Beware that I may only have enough of that to be dangerous ;)

But I also have a few of those PCIe cards with various chips and all
three public revisions of the spec, so I'm trying to stay in spec and
verify things on hardware.

BTW, I only really touched isochronous transfers so far, but it looks
like some things are not entirely right in others too. The handling of
short packets for instance - it looks like TRB_ISP is set on various
transfers, but process_xxx_td() functions don't care if the event is
mid-TD and give back the URB immediately.

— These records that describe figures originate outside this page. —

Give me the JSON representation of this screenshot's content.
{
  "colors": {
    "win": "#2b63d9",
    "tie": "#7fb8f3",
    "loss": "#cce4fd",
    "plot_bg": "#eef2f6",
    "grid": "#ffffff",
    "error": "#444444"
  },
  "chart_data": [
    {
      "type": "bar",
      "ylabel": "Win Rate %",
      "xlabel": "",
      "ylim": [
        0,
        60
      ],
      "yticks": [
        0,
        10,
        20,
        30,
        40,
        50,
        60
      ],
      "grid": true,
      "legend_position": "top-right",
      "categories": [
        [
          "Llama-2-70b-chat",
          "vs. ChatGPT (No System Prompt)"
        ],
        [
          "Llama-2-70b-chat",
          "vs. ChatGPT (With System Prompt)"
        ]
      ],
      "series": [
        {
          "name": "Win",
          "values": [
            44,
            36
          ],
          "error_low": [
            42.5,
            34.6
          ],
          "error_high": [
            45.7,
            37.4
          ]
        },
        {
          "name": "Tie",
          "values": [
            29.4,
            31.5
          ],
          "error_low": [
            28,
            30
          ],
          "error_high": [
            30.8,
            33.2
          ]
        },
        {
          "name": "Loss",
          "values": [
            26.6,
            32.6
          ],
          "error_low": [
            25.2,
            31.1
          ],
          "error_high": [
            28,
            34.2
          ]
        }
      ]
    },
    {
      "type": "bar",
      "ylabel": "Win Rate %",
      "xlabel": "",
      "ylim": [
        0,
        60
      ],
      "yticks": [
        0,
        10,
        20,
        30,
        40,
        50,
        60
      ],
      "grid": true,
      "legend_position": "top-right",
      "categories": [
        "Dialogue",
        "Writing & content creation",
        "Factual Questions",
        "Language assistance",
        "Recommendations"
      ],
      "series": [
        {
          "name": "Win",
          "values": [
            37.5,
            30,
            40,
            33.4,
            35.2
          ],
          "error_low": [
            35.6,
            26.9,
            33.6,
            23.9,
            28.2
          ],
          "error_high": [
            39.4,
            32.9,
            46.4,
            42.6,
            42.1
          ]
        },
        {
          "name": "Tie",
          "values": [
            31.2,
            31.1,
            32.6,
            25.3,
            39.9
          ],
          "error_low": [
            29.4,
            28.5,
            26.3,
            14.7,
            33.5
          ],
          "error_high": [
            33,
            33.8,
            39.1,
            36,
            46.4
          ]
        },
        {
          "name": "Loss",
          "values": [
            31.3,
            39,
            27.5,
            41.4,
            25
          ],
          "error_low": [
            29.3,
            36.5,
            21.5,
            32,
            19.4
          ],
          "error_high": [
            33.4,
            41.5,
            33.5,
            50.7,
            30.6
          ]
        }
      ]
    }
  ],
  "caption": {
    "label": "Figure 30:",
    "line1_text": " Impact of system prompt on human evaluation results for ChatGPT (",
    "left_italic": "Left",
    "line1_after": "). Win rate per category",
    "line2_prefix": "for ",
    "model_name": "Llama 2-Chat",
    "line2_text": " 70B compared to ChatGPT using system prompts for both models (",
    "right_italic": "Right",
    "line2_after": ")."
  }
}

I though about fixing this (I have a naive hope that some xHC crashes
that I see are "undefined behavior" caused by driver bugs, even though
in reality the hardware is probably simply FUBAR) but I'd need to read
more spec chapters to get there.

> Main idea is simple.
> If a transfer event points to a TRB between dequeue and enqueue we
> give back all queued TDs passed up to this TRB.
> And if the event points to a valid TD then handle that. (normal case)
> 
> Code is much simpler, we get rid of skip flag, and could probably
> merge error_mid_td and urb_length_set flags into one flag.
Yes, lots of things could be better if the code walked the ring from
the last known dequeue to the current one and analyzed what's there.
We could know if the event is for something that we have already freed
(a bug?), or for any known pending TD and which one exactly, or for a
non-transfer TD (like Forced Stop Event).

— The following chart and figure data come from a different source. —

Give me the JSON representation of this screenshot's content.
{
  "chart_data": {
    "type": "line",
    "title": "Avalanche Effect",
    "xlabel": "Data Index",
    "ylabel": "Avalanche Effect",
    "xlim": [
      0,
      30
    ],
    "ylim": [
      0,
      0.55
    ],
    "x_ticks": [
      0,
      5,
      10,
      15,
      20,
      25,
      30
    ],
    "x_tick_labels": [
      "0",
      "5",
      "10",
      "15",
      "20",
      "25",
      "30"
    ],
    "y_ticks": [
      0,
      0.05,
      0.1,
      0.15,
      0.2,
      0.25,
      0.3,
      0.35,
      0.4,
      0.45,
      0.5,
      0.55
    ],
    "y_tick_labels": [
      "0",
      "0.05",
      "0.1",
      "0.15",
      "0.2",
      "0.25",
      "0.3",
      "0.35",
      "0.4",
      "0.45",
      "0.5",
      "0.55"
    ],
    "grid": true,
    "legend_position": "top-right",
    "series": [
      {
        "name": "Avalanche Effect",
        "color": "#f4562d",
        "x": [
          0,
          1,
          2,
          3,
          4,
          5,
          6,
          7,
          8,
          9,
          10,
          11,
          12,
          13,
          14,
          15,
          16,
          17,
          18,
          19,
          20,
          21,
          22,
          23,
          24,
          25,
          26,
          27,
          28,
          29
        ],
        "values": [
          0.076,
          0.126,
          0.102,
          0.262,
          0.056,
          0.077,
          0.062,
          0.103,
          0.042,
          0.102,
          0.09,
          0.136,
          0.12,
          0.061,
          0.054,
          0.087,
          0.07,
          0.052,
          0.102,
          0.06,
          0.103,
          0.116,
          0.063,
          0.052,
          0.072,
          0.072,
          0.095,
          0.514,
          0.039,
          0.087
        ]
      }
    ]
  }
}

Many of those thing are currently detected with heuristics which only
work about right if everything goes as planned (no bugs in HW or SW).

And first find the TD, then worry how to handle it. I like that Niklas
managed to shorten this giant loop already, and my patches #2 and #3
shorten it further and move TD selection logic up (#2) and all else
down (#3). This way we can work on selection and handling separately,
with less worrying about how they influence each other.

> The code isn't complete or tested yet. It doesn't handle
> under/overruns, but that could probably be fixed by just turning
> "return 0" for those cases into "break"
Problem is that not all events give valid dequeue pointers. These two,
for example, are not guaranteed to. Then we have no idea where on the
ring the HC currently is. The EP doesn't stall and it may have already
been resumed by a simple doorbell ring.

Regards,
Michal
Michał Pecio Aug. 30, 2024, 11:53 a.m. UTC | #6
Hi Mathias,

> Code on top of 6.11-rc4 can be found in my
> feature_transfer_event_rework branch:
> 
> git://git.kernel.org/pub/scm/linux/kernel/git/mnyman/xhci.git
Thanks for pointing me to this.

It does look like a very promising approach. This is the principle of
"matching before handling" taken to the extreme, as nothing is changed
during the first pass through the TD list. It seems to work well.

I feel like the counting of distances from ring->dequeue is a little,
I don't know, unexpected maybe, but it does indeed produce surprisingly
compact and simple code thanks to those segment numbers.

That being said, I've always been a strong case of NIH syndrome, so
I implemented a similar search for passed TDs which relies solely on
walking the ring in order from dequeue to the event DMA pointer.

So I guess we will have two implementations to compare and choose from.

I will try to develop this approach into a complete implementation that
actually works and can be tested. I want to maximally preserve original
behavior, except for obvious bugs (I found an obscure one already) to
simplify validation and review.

So, for example, no removing the skip flag for now. I'm not sure if
it's a good idea at all, as it frankly is sweeping bugs under the rug.
I have one HC which sometimes silently misses TDs for no known reason
and it misses so many of them that auto-skipping wouldn't help anyway.
OTOH, when I get the TRB errors, at least I know the HC is screwed.

Regards,
Michal